Verzögerte Auszahlung der November-Hilfe: Wirtepaar Ricarda Loaiza und Alfonso Quiñones ist frustriert
SPD-Fraktion fordert runden Tisch

Schloß Holte-Stukenbrock WB -

Die SPD Schloß Holte-Stukenbrock hat sich zum Ziel gesetzt, die lokale Gastronomie mit konkreten Maßnahmen in der schwierigen Corona-Zeit zu unterstützen.

Montag, 11.01.2021, 17:14 Uhr
Vor leeren Tischen und Stühlen in der Tapas-Bar Casalfonso: Ulrich Sigrist (von links), Melek Bas (beide SPD), Anna Stoupa (Servicekraft) sowie Ricarda Loaiza und Alfonso Quiñones (Wirtepaar). Die SPD hat sich zum Ziel gesetzt, die örtliche Gastronomie zu unterstützen.
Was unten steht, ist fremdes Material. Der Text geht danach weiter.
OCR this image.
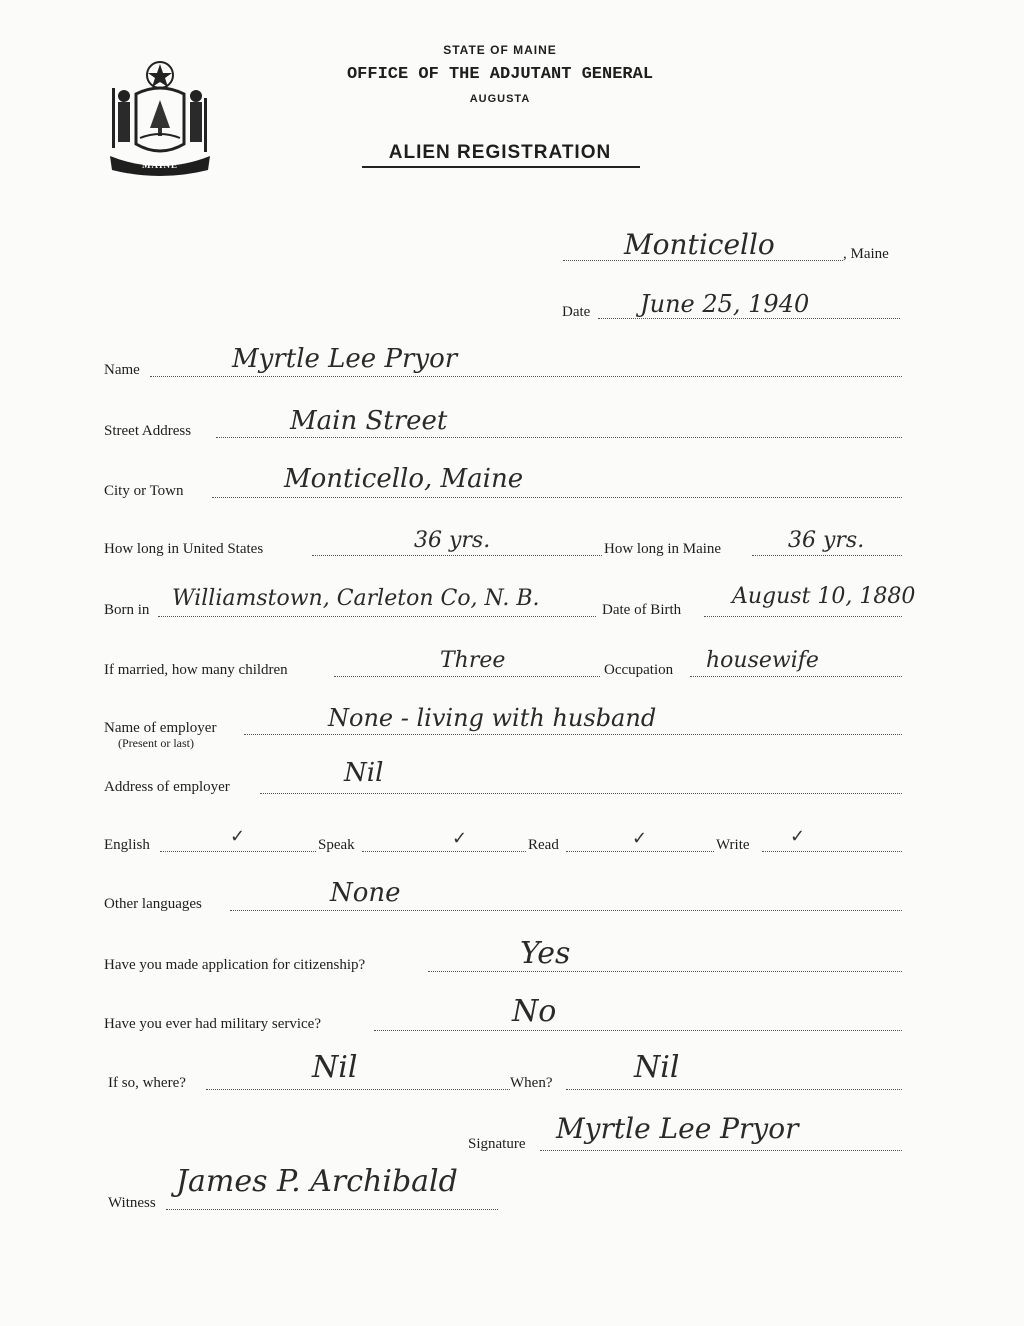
MAINE
STATE OF MAINE
OFFICE OF THE ADJUTANT GENERAL
AUGUSTA
ALIEN REGISTRATION
Monticello	, Maine
Date June 25, 1940
Name	Myrtle Lee Pryor
Street Address	Main Street
City or Town	Monticello, Maine
How long in United States	36 yrs.	How long in Maine	36 yrs.
Born in Williamstown, Carleton Co, N. B.	Date of Birth
August 10, 1880
If married, how many children	Three	Occupation housewife
Name of employer
(Present or last)
None - living with husband
Address of employer	Nil
English	✓	Speak	✓	Read	✓	Write ✓
Other languages	None
Have you made application for citizenship?	Yes
Have you ever had military service?	No
If so, where?	Nil	When?	Nil
Signature Myrtle Lee Pryor
Witness
James P. Archibald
Dadurch, dass in diesen Bereichen nur sehr eingeschränkt oder gar nicht gearbeitet werden kann, brechen die notwendigen Einnahmen weg. Doch die Kosten laufen weiter. Die SPD-Fraktion fordert die Stadt-Verwaltung auf, den Gastronomen stärker unter die Arme zu greifen.
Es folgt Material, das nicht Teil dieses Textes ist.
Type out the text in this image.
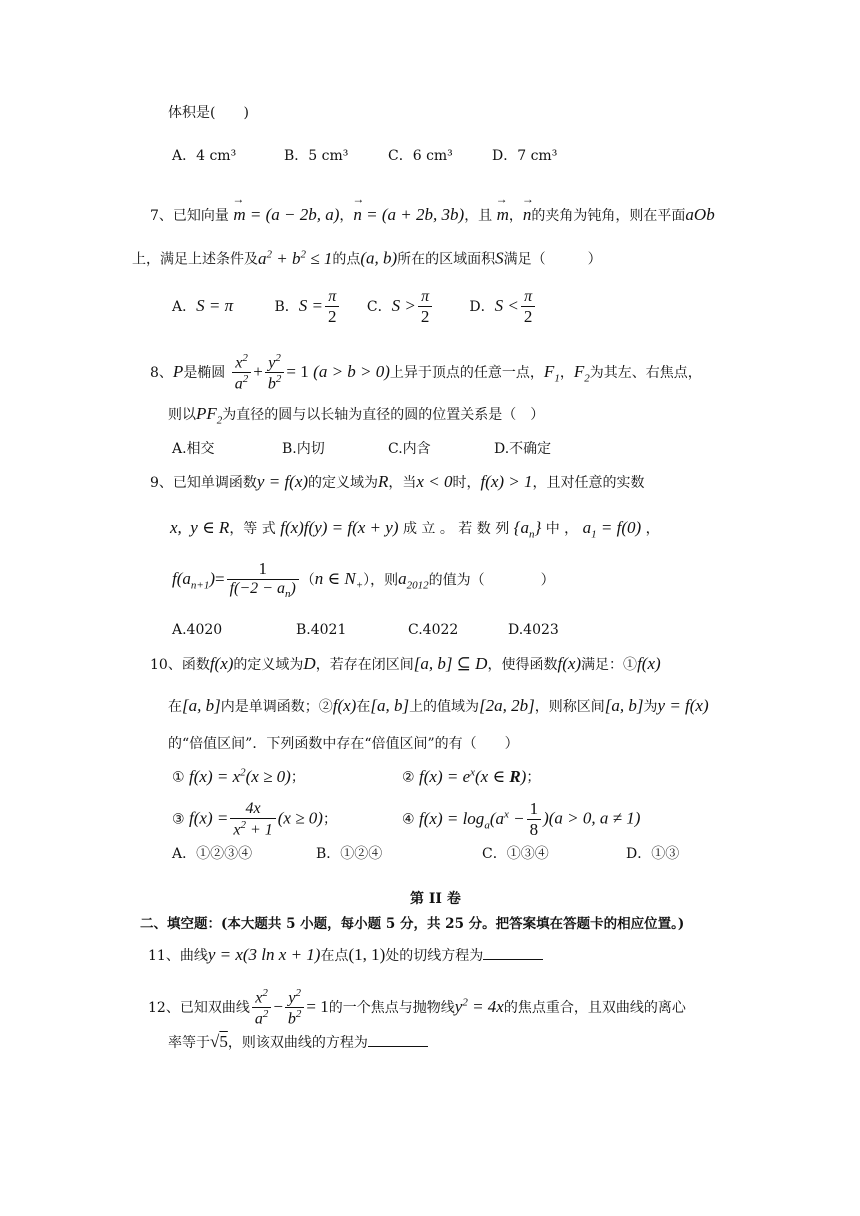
体积是(　　)
A．4 cm³	B．5 cm³	C．6 cm³	D．7 cm³
7、已知向量 → m = (a − 2b, a)，→ n = (a + 2b, 3b)，且 → m，→ n的夹角为钝角，则在平面aOb
上，满足上述条件及$a^2 + b^2 \le 1$的点(a, b)所在的区域面积S满足（　　　）
A．S = π	B．$S = \frac{\pi}{2}$ C．$S > \frac{\pi}{2}$	D．$S < \frac{\pi}{2}$
8、P是椭圆 $\frac{x^2}{a^2} + \frac{y^2}{b^2} = 1$ (a > b > 0)上异于顶点的任意一点，$F_1$，$F_2$为其左、右焦点，
则以$PF_2$为直径的圆与以长轴为直径的圆的位置关系是（　）
A.相交	B.内切	C.内含	D.不确定
9、已知单调函数y = f(x)的定义域为R，当x < 0时，f(x) > 1，且对任意的实数
x,  y ∈ R，等 式 f(x)f(y) = f(x + y) 成 立 。 若 数 列 $\{a_n\}$ 中 ， $a_1 = f(0)$ ，
$f(a_{n+1})= \frac{1}{f(-2 - a_n)} (n$ ∈ $N_+$），则$a_{2012}$的值为（　　　　）
A.4020	B.4021	C.4022	D.4023
10、函数f(x)的定义域为D，若存在闭区间[a, b] ⊆ D，使得函数f(x)满足：①f(x)
在[a, b]内是单调函数；②f(x)在[a, b]上的值域为[2a, 2b]，则称区间[a, b]为y = f(x)
的“倍值区间”．下列函数中存在“倍值区间”的有（　　）
① $f(x) = x^2(x \ge 0)$；	② $f(x) = e^x(x$ ∈ R)；
③ $f(x) = \frac{4x}{x^2 + 1} (x \ge 0)$；	④ $f(x) = \log_a(a^x - \frac{1}{8} )(a > 0$, a ≠ 1)
A．①②③④	B．①②④	C．①③④	D．①③
第 II 卷
二、填空题：(本大题共 5 小题，每小题 5 分，共 25 分。把答案填在答题卡的相应位置。)
11、曲线y = x(3 ln x + 1)在点(1, 1)处的切线方程为
12、已知双曲线 $\frac{x^2}{a^2} - \frac{y^2}{b^2} = 1$的一个焦点与抛物线$y^2 = 4x$的焦点重合，且双曲线的离心
率等于√5，则该双曲线的方程为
Ricarda Loaiza Quiñones und ihr Ehemann Alfonso sind verzweifelt und frustriert. Für das Wirtepaar der Stukenbrocker Casalfonso Tapas-Bar geht es um die nackte Existenz. Die Bundesregierung hat zwar November-Hilfen versprochen, doch die sind bei den Gastwirten noch nicht angekommen. Bislang haben sie noch nicht einmal einen Abschlag erhalten, beklagt Ricarda Loaiza Quiñones. Die SPD-Mitglieder Melek Bas, Uwe Siek und Ulrich Sigrist haben jüngst mit ihr über die aktuelle Situation gesprochen.
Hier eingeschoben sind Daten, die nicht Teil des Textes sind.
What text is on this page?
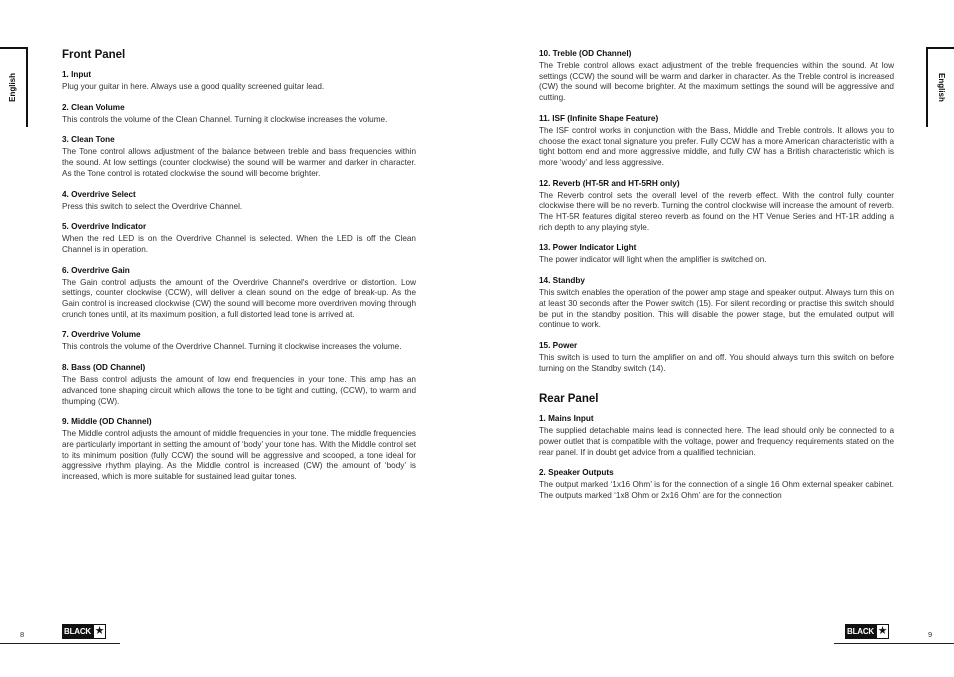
English	English
Front Panel
1. Input

Plug your guitar in here. Always use a good quality screened guitar lead.

2. Clean Volume

This controls the volume of the Clean Channel. Turning it clockwise increases the volume.

3. Clean Tone

The Tone control allows adjustment of the balance between treble and bass frequencies within the sound. At low settings (counter clockwise) the sound will be warmer and darker in character. As the Tone control is rotated clockwise the sound will become brighter.

4. Overdrive Select

Press this switch to select the Overdrive Channel.

5. Overdrive Indicator

When the red LED is on the Overdrive Channel is selected. When the LED is off the Clean Channel is in operation.

6. Overdrive Gain

The Gain control adjusts the amount of the Overdrive Channel's overdrive or distortion. Low settings, counter clockwise (CCW), will deliver a clean sound on the edge of break-up. As the Gain control is increased clockwise (CW) the sound will become more overdriven moving through crunch tones until, at its maximum position, a full distorted lead tone is arrived at.

7. Overdrive Volume

This controls the volume of the Overdrive Channel. Turning it clockwise increases the volume.

8. Bass (OD Channel)

The Bass control adjusts the amount of low end frequencies in your tone. This amp has an advanced tone shaping circuit which allows the tone to be tight and cutting, (CCW), to warm and thumping (CW).

9. Middle (OD Channel)

The Middle control adjusts the amount of middle frequencies in your tone. The middle frequencies are particularly important in setting the amount of ‘body’ your tone has. With the Middle control set to its minimum position (fully CCW) the sound will be aggressive and scooped, a tone ideal for aggressive rhythm playing. As the Middle control is increased (CW) the amount of ‘body’ is increased, which is more suitable for sustained lead guitar tones.

10. Treble (OD Channel)

The Treble control allows exact adjustment of the treble frequencies within the sound. At low settings (CCW) the sound will be warm and darker in character. As the Treble control is increased (CW) the sound will become brighter. At the maximum settings the sound will be aggressive and cutting.

11. ISF (Infinite Shape Feature)

The ISF control works in conjunction with the Bass, Middle and Treble controls. It allows you to choose the exact tonal signature you prefer. Fully CCW has a more American characteristic with a tight bottom end and more aggressive middle, and fully CW has a British characteristic which is more ‘woody’ and less aggressive.

12. Reverb (HT-5R and HT-5RH only)

The Reverb control sets the overall level of the reverb effect. With the control fully counter clockwise there will be no reverb. Turning the control clockwise will increase the amount of reverb. The HT-5R features digital stereo reverb as found on the HT Venue Series and HT-1R adding a rich depth to any playing style.

13. Power Indicator Light

The power indicator will light when the amplifier is switched on.

14. Standby

This switch enables the operation of the power amp stage and speaker output. Always turn this on at least 30 seconds after the Power switch (15). For silent recording or practise this switch should be put in the standby position. This will disable the power stage, but the emulated output will continue to work.

15. Power

This switch is used to turn the amplifier on and off. You should always turn this switch on before turning on the Standby switch (14).

Rear Panel
1. Mains Input

The supplied detachable mains lead is connected here. The lead should only be connected to a power outlet that is compatible with the voltage, power and frequency requirements stated on the rear panel. If in doubt get advice from a qualified technician.

2. Speaker Outputs

The output marked ‘1x16 Ohm’ is for the connection of a single 16 Ohm external speaker cabinet. The outputs marked ‘1x8 Ohm or 2x16 Ohm’ are for the connection

8	9
BLACK ★	BLACK ★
Mit dem 1. November kam der Teil-Lockdown und das Paar musste sein Lokal schließen. Die November-Unterstützung konnte ab dem 25. November beantragt werden, jedoch ist zu diesem Zeitpunkt das System abgestürzt, so dass der Antrag erschwert wurde. Am 2. Dezember hat die Gastronomin eine E-Mail erhalten, worin lediglich bestätigt wurde, dass ihr Antrag bearbeitet wird.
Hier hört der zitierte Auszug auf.